Any girl who has ever been the awkward, shy, smart girl who always sits at the back of the room in class can relate to Ellen. Too tall, too smart, and too out of touch with the things that other students her age enjoy, Ellen feels that she will never fit in and so does her best to become “invisible”. After years living in the same place and going to school with the same set of students, Ellen perfected her invisibility, but moving to Salmon Arm changes all that and forces her to cope with the experience of being the new one in town. One of the scenes that I most enjoyed was the one where Ellen goes to register for classes. The high school in Salmon Arm doesn’t offer a science program like the one she was participating in, so she has to compensate by taking the most advanced science courses the school offers. Of course, when the school councilor sees the courses she selected, he tries to dissuade her on the basis that she’s a girl and no girls take those classes. It’s one of the first scenes when Ellen is forced to stand up for herself and come out of “invisible mode,” and it’s a great reminder of the strides women have made that girls today can take any classes they want (I was one of two girls in my graphic arts class through middle and high school; gender is still an issue in schools with regards to the kind of classes girls will enroll in, but I never had to defend my right to enroll for the class).

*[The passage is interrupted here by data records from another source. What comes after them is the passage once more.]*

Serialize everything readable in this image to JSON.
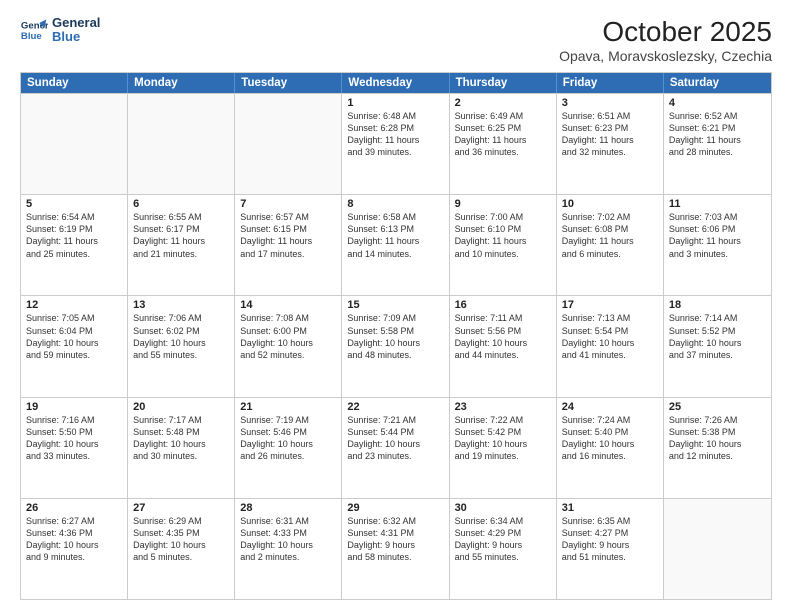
{
  "logo": {
    "line1": "General",
    "line2": "Blue"
  },
  "title": "October 2025",
  "subtitle": "Opava, Moravskoslezsky, Czechia",
  "header_days": [
    "Sunday",
    "Monday",
    "Tuesday",
    "Wednesday",
    "Thursday",
    "Friday",
    "Saturday"
  ],
  "weeks": [
    [
      {
        "day": "",
        "info": ""
      },
      {
        "day": "",
        "info": ""
      },
      {
        "day": "",
        "info": ""
      },
      {
        "day": "1",
        "info": "Sunrise: 6:48 AM\nSunset: 6:28 PM\nDaylight: 11 hours\nand 39 minutes."
      },
      {
        "day": "2",
        "info": "Sunrise: 6:49 AM\nSunset: 6:25 PM\nDaylight: 11 hours\nand 36 minutes."
      },
      {
        "day": "3",
        "info": "Sunrise: 6:51 AM\nSunset: 6:23 PM\nDaylight: 11 hours\nand 32 minutes."
      },
      {
        "day": "4",
        "info": "Sunrise: 6:52 AM\nSunset: 6:21 PM\nDaylight: 11 hours\nand 28 minutes."
      }
    ],
    [
      {
        "day": "5",
        "info": "Sunrise: 6:54 AM\nSunset: 6:19 PM\nDaylight: 11 hours\nand 25 minutes."
      },
      {
        "day": "6",
        "info": "Sunrise: 6:55 AM\nSunset: 6:17 PM\nDaylight: 11 hours\nand 21 minutes."
      },
      {
        "day": "7",
        "info": "Sunrise: 6:57 AM\nSunset: 6:15 PM\nDaylight: 11 hours\nand 17 minutes."
      },
      {
        "day": "8",
        "info": "Sunrise: 6:58 AM\nSunset: 6:13 PM\nDaylight: 11 hours\nand 14 minutes."
      },
      {
        "day": "9",
        "info": "Sunrise: 7:00 AM\nSunset: 6:10 PM\nDaylight: 11 hours\nand 10 minutes."
      },
      {
        "day": "10",
        "info": "Sunrise: 7:02 AM\nSunset: 6:08 PM\nDaylight: 11 hours\nand 6 minutes."
      },
      {
        "day": "11",
        "info": "Sunrise: 7:03 AM\nSunset: 6:06 PM\nDaylight: 11 hours\nand 3 minutes."
      }
    ],
    [
      {
        "day": "12",
        "info": "Sunrise: 7:05 AM\nSunset: 6:04 PM\nDaylight: 10 hours\nand 59 minutes."
      },
      {
        "day": "13",
        "info": "Sunrise: 7:06 AM\nSunset: 6:02 PM\nDaylight: 10 hours\nand 55 minutes."
      },
      {
        "day": "14",
        "info": "Sunrise: 7:08 AM\nSunset: 6:00 PM\nDaylight: 10 hours\nand 52 minutes."
      },
      {
        "day": "15",
        "info": "Sunrise: 7:09 AM\nSunset: 5:58 PM\nDaylight: 10 hours\nand 48 minutes."
      },
      {
        "day": "16",
        "info": "Sunrise: 7:11 AM\nSunset: 5:56 PM\nDaylight: 10 hours\nand 44 minutes."
      },
      {
        "day": "17",
        "info": "Sunrise: 7:13 AM\nSunset: 5:54 PM\nDaylight: 10 hours\nand 41 minutes."
      },
      {
        "day": "18",
        "info": "Sunrise: 7:14 AM\nSunset: 5:52 PM\nDaylight: 10 hours\nand 37 minutes."
      }
    ],
    [
      {
        "day": "19",
        "info": "Sunrise: 7:16 AM\nSunset: 5:50 PM\nDaylight: 10 hours\nand 33 minutes."
      },
      {
        "day": "20",
        "info": "Sunrise: 7:17 AM\nSunset: 5:48 PM\nDaylight: 10 hours\nand 30 minutes."
      },
      {
        "day": "21",
        "info": "Sunrise: 7:19 AM\nSunset: 5:46 PM\nDaylight: 10 hours\nand 26 minutes."
      },
      {
        "day": "22",
        "info": "Sunrise: 7:21 AM\nSunset: 5:44 PM\nDaylight: 10 hours\nand 23 minutes."
      },
      {
        "day": "23",
        "info": "Sunrise: 7:22 AM\nSunset: 5:42 PM\nDaylight: 10 hours\nand 19 minutes."
      },
      {
        "day": "24",
        "info": "Sunrise: 7:24 AM\nSunset: 5:40 PM\nDaylight: 10 hours\nand 16 minutes."
      },
      {
        "day": "25",
        "info": "Sunrise: 7:26 AM\nSunset: 5:38 PM\nDaylight: 10 hours\nand 12 minutes."
      }
    ],
    [
      {
        "day": "26",
        "info": "Sunrise: 6:27 AM\nSunset: 4:36 PM\nDaylight: 10 hours\nand 9 minutes."
      },
      {
        "day": "27",
        "info": "Sunrise: 6:29 AM\nSunset: 4:35 PM\nDaylight: 10 hours\nand 5 minutes."
      },
      {
        "day": "28",
        "info": "Sunrise: 6:31 AM\nSunset: 4:33 PM\nDaylight: 10 hours\nand 2 minutes."
      },
      {
        "day": "29",
        "info": "Sunrise: 6:32 AM\nSunset: 4:31 PM\nDaylight: 9 hours\nand 58 minutes."
      },
      {
        "day": "30",
        "info": "Sunrise: 6:34 AM\nSunset: 4:29 PM\nDaylight: 9 hours\nand 55 minutes."
      },
      {
        "day": "31",
        "info": "Sunrise: 6:35 AM\nSunset: 4:27 PM\nDaylight: 9 hours\nand 51 minutes."
      },
      {
        "day": "",
        "info": ""
      }
    ]
  ]
}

Gender issues aside, the novel also deals with racism and miscegenation. The resort that Ellen’s parents rent is located on reserve land, as Ellen soon discovers, though the Indians who live on the reserve are not allowed to run the resort or make use of the property. Ellen feels strongly about the discrimination against Salmon Arm’s Indian population and starts to take note of the ways in which the Indians are made to feel like second-class citizens when in town. When she makes friends with Tony, the only Indian student at her school, Ellen wants to learn more about him, his people, and the impact of race on his life. The novel is eye-opening and insightful, especially for readers who may be unfamiliar with the history of Canadian Indians (or Native Americans in general). The dynamic between Tony and Ellen is great; they get to know each other in a way that is sweet and realistic. Neither of them are made to appear as victims; both encounter sexism and racism, but they face it and stand up to their beliefs.

Ellen’s gradual transition from shy nerd to confident, bright young woman, also comes across as a natural part of the plot. There is no sudden Cinderella-esque transformation. Ellen changes her style and tries to do some of the things that other girls like to do–like going dancing–but she does not suddenly become the life of the party or the most popular girl in school. I liked that; it’s another one of those elements that made Ellen a relatable character.

I really enjoyed the novel. It made me realize that I haven’t read much on the ’60s, though it’s such a fascinating period. Oddly enough, when Ellen was helping Tony look up information on schools and scholarships, I kept waiting for her to log on to her computer… then I would smack myself and remember that the story is set in 1967. Shows I’ve become way too accustomed to the presence of technology in my readings.

I received my copy of The Way It Is from Second Story Press.